優希さんは不思議そうな顔をしていたのを覚えている。
でもすぐに笑顔になって……。
「嫌われてるわけじゃないんだね、良かった。……私も京介くんのことは大切だし、好きだよ。優一くんと同じぐらい。」
やっぱりそう受け止めるか。
中学生に本気で告白されるとは普通思わないからな。
いや、相手にしないだけかもしれない。
自分の中でやり切れない気持ちが大きくなった。
これ以上中途半端に続けても、綺麗にかわされるだけだろう。
ならいっそ今の状態を完全に壊してしまえば楽になる。
「そろそろ帰った方がいいかな。随分遅くなってしまったし……。また何かあったら言ってくれたら嬉しいかな。」
優希さんはそう言ってその場で伸びをした。
「優希さん……。」
名前を呼ぶ。
「何?」
そう言って彼女がこちらに振り向いた瞬間……
「!?」
唇を奪ってやった。
柔らかい感触が残る……。
優希さんは何が起こったのかわからず困惑していたが、状況を理解したのか、驚いたような表情で俺を見た。
「俺の気持ち、わかってもらえましたか?」
真っ直ぐ目を見を見つめ返す。
「……うん……でも……。
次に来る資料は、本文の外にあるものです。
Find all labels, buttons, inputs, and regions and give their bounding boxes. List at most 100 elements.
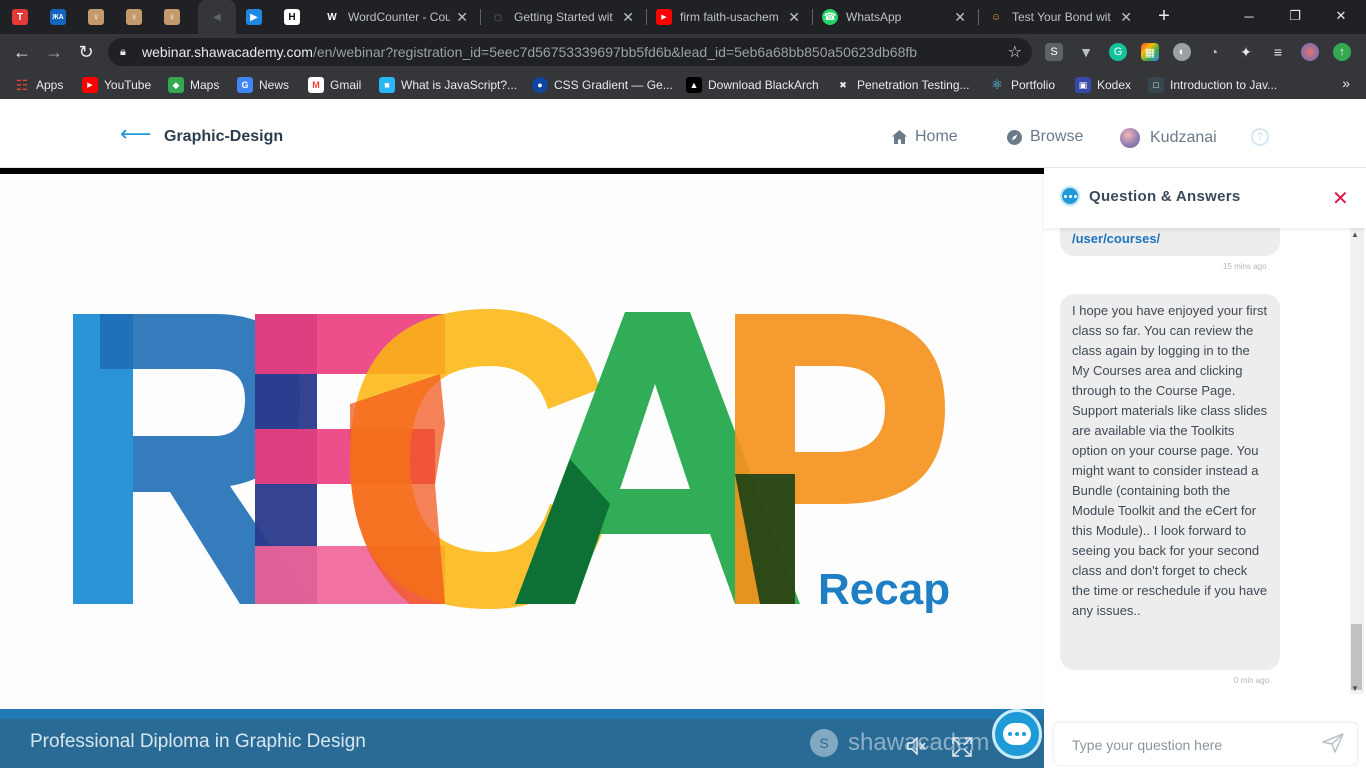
profile-avatar-icon[interactable] [1301, 43, 1319, 61]
browser-toolbar: ← → ↻ 🔒︎ webinar.shawacademy.com/en/webi… [0, 34, 1366, 70]
pentesting-icon: ✖ [839, 79, 847, 90]
nav-home[interactable]: Home [891, 128, 958, 146]
browser-tab-active[interactable]: ◀ [198, 0, 236, 34]
browser-tab[interactable]: ♀ [164, 0, 192, 34]
bookmark-gmail[interactable]: M Gmail [308, 76, 361, 94]
update-icon[interactable]: ↑ [1333, 43, 1351, 61]
browser-tab[interactable]: ◌ Getting Started wit ✕ [490, 0, 640, 34]
tab-favicon-icon: H [284, 9, 300, 25]
java-course-icon: □ [1148, 77, 1164, 93]
video-stage[interactable]: Recap [0, 174, 1044, 709]
close-tab-icon[interactable]: ✕ [456, 9, 468, 26]
qa-message: I hope you have enjoyed your first class… [1060, 294, 1280, 670]
qa-scrollbar-thumb[interactable] [1351, 624, 1362, 690]
back-arrow-icon[interactable]: ⟵ [120, 123, 152, 145]
bookmark-css-gradient[interactable]: ● CSS Gradient — Ge... [532, 76, 673, 94]
bookmark-javascript[interactable]: ■ What is JavaScript?... [379, 76, 517, 94]
close-window-button[interactable]: ✕ [1318, 0, 1364, 32]
bookmark-label: Kodex [1097, 78, 1132, 92]
extensions-puzzle-icon[interactable]: ✦ [1237, 43, 1255, 61]
browser-tab-strip: T ЖА ♀ ♀ ♀ ◀ ▶ H W WordCounter - Cou ✕ ◌… [0, 0, 1366, 34]
restore-window-button[interactable]: ❐ [1272, 0, 1318, 32]
bookmark-blackarch[interactable]: ▲ Download BlackArch [686, 76, 819, 94]
extension-compass-icon[interactable]: ◐ [1173, 43, 1191, 61]
lock-icon: 🔒︎ [120, 45, 126, 58]
chat-button[interactable] [992, 709, 1042, 759]
bookmark-label: News [259, 78, 290, 92]
tab-favicon-icon: ☺ [990, 11, 1002, 23]
tab-title: WhatsApp [846, 10, 902, 24]
gmail-icon: M [308, 77, 324, 93]
browser-tab[interactable]: T [12, 0, 40, 34]
extension-colorful-icon[interactable]: ▦ [1141, 43, 1159, 61]
question-input[interactable] [1072, 735, 1312, 755]
javascript-site-icon: ■ [379, 77, 395, 93]
browser-tab[interactable]: H [284, 0, 312, 34]
tab-title: Test Your Bond wit [1012, 10, 1111, 24]
tab-favicon-icon: ▶ [656, 9, 672, 25]
back-button[interactable]: ← [10, 40, 34, 64]
nav-browse[interactable]: Browse [1006, 128, 1083, 146]
more-bookmarks-icon[interactable]: » [1342, 75, 1350, 91]
close-icon[interactable]: ✕ [1332, 186, 1349, 211]
bookmark-pentesting[interactable]: ✖ Penetration Testing... [835, 76, 969, 94]
close-tab-icon[interactable]: ✕ [622, 9, 634, 26]
minimize-window-button[interactable]: ─ [1226, 0, 1272, 32]
bookmark-star-icon[interactable]: ☆ [1008, 42, 1022, 62]
close-tab-icon[interactable]: ✕ [788, 9, 800, 26]
close-tab-icon[interactable]: ✕ [1120, 9, 1132, 26]
home-icon [891, 129, 907, 145]
media-queue-icon[interactable]: ≡ [1269, 43, 1287, 61]
css-gradient-icon: ● [532, 77, 548, 93]
message-link[interactable]: /user/courses/ [1072, 231, 1160, 246]
bookmark-news[interactable]: G News [237, 76, 289, 94]
extension-s-icon[interactable]: S [1045, 43, 1063, 61]
tab-divider [978, 9, 979, 25]
scroll-down-icon[interactable]: ▼ [1351, 684, 1359, 693]
maps-icon: ◆ [168, 77, 184, 93]
close-tab-icon[interactable]: ✕ [954, 9, 966, 26]
mute-icon[interactable] [906, 736, 926, 760]
shaw-logo-icon: S [810, 729, 838, 757]
bookmark-portfolio[interactable]: ⚛ Portfolio [989, 76, 1055, 94]
message-timestamp: 0 min ago [1234, 676, 1270, 685]
bookmark-intro-java[interactable]: □ Introduction to Jav... [1148, 76, 1277, 94]
kodex-icon: ▣ [1075, 77, 1091, 93]
browser-tab[interactable]: W WordCounter - Cou ✕ [324, 0, 474, 34]
browser-tab[interactable]: ▶ firm faith-usachem ✕ [656, 0, 806, 34]
bookmark-maps[interactable]: ◆ Maps [168, 76, 219, 94]
course-title: Graphic-Design [164, 128, 284, 145]
url-path: /en/webinar?registration_id=5eec7d567533… [312, 44, 918, 60]
tab-favicon-icon: ЖА [50, 9, 66, 25]
browser-tab[interactable]: ▶ [246, 0, 274, 34]
extension-vuetools-icon[interactable]: ▼ [1077, 43, 1095, 61]
nav-user[interactable]: Kudzanai [1120, 128, 1217, 148]
qa-message: /user/courses/ [1060, 228, 1280, 256]
forward-button[interactable]: → [42, 40, 66, 64]
recap-word: Recap [818, 565, 950, 614]
fullscreen-icon[interactable] [952, 737, 972, 762]
bookmark-label: Download BlackArch [708, 78, 819, 92]
bookmark-kodex[interactable]: ▣ Kodex [1075, 76, 1131, 94]
video-footer-bar: Professional Diploma in Graphic Design S… [0, 719, 1044, 768]
send-icon[interactable] [1322, 733, 1344, 758]
reload-button[interactable]: ↻ [74, 40, 98, 64]
bookmark-apps[interactable]: ☷ Apps [14, 76, 64, 94]
bookmark-label: Introduction to Jav... [1170, 78, 1278, 92]
browser-tab[interactable]: ЖА [50, 0, 78, 34]
bookmark-label: What is JavaScript?... [401, 78, 518, 92]
nav-home-label: Home [915, 128, 958, 145]
extension-grammarly-icon[interactable]: G [1109, 43, 1127, 61]
browser-tab[interactable]: ♀ [88, 0, 116, 34]
address-bar[interactable]: 🔒︎ webinar.shawacademy.com/en/webinar?re… [108, 38, 1032, 66]
scroll-up-icon[interactable]: ▲ [1351, 230, 1359, 239]
new-tab-button[interactable]: + [1153, 5, 1175, 27]
browser-tab[interactable]: ☺ Test Your Bond wit ✕ [988, 0, 1138, 34]
apps-grid-icon: ☷ [15, 76, 29, 93]
browser-tab[interactable]: ☎ WhatsApp ✕ [822, 0, 972, 34]
help-icon[interactable]: ? [1251, 128, 1269, 146]
browser-tab[interactable]: ♀ [126, 0, 154, 34]
qa-message-list[interactable]: /user/courses/ 15 mins ago I hope you ha… [1044, 228, 1366, 698]
bookmark-youtube[interactable]: ▶ YouTube [82, 76, 151, 94]
extension-spiral-icon[interactable]: ◔ [1205, 43, 1223, 61]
」
彼女は前に向き直り、目をふせて言葉を詰まらせた。
「中学生だから無理……ですか?」
「……。」
無言ということは肯定か。
わかっていたことだが……心がズキリ、と痛んだ。
「わかりました。……今日のことはもう忘れて下さい。」
辛い気持ちを押し殺し、立ち上がると、俺は走ってその場を後にした。
背後から優希さんの声がしたような気がしたが、一度も足を止めず、振り返ることもしなかった。
もう優希さんとは昔のように話せないだろう……。
後悔はしていないが、本当にこれで良かったんだろうか。
答えのない考えをループさせながら帰路につく。
いつもは優しい月の光がとても冷たく感じた。